Après quelques minutes, Inaya releva la tête vivement.
« Bon, j’ai une idée pour me racheter !
-Quoi ? J’ai pas besoin de ça je t’ai dit !
-Non, j’insiste ! Laisse-moi t’inviter quelque part…
-Je t’ai pas aidée dans l’optique d’avoir un retour ! »
Inaya, désespérée par l’obstination du garçon, soupira.
« T’es vraiment cruel ! s’exclama-t-elle alors en faisant la moue.
-Quoi ?!
-Je fais l’effort INCOMMENSURABLE de t’inviter, moi, Inaya, présidente de la ligue anti-garçons… »
Aaron se mit à glousser.
« Et toi, tu veux même pas faire semblant d’y réfléchir, au moins ?! T’es vraiment le pire de tous…
-D’accord, d’accord, fit-il. Je ferai une exception pour cette fois.
-Quoi ? Vraiment ? demanda Inaya, surprise.
-Puisque je te le dis !
-Tu promets que tu vas venir ? insista-t-elle.
-Ouais !
-SU-PER ! » hurla-t-elle dans la pièce.
Alors qu'elle tournicotait euphoriquement autour d'elle-même, le brun s'abandonna de nouveau à ses pensées.
« Elle avait à ce point envie de se racheter... ? » se dit-il en s'ébouriffant les cheveux.

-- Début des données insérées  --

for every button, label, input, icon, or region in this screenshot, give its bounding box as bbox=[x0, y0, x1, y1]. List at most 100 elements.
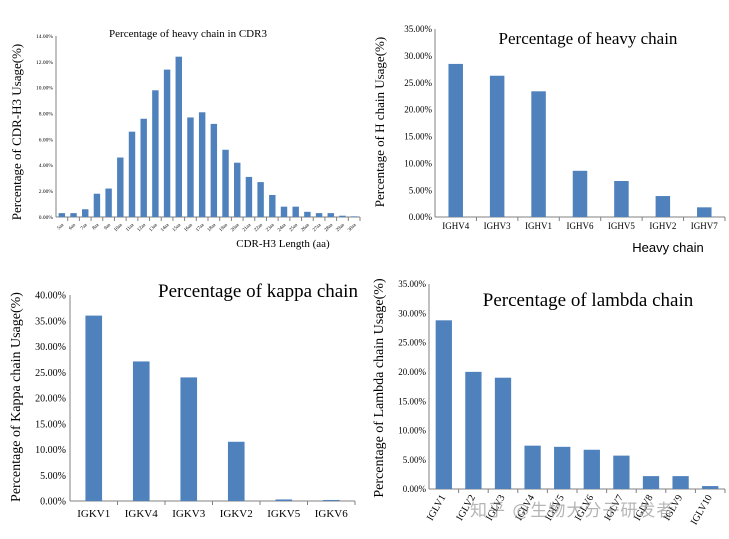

Les deux étudiants discutèrent quelques minutes supplémentaires, avant de remarquer que le temps avait défilé.
Aaron se releva vivement :
« Bon, là je dois vraiment filer en cours !
-D'acc, faut que j'y retourne aussi !
-A toute alors.
-A plus tard ! »
Sur ces mots, le garçon détala en vitesse pour rejoindre l'escalier menant aux amphithéâtres, laissant Inaya seule près de la cafétéria.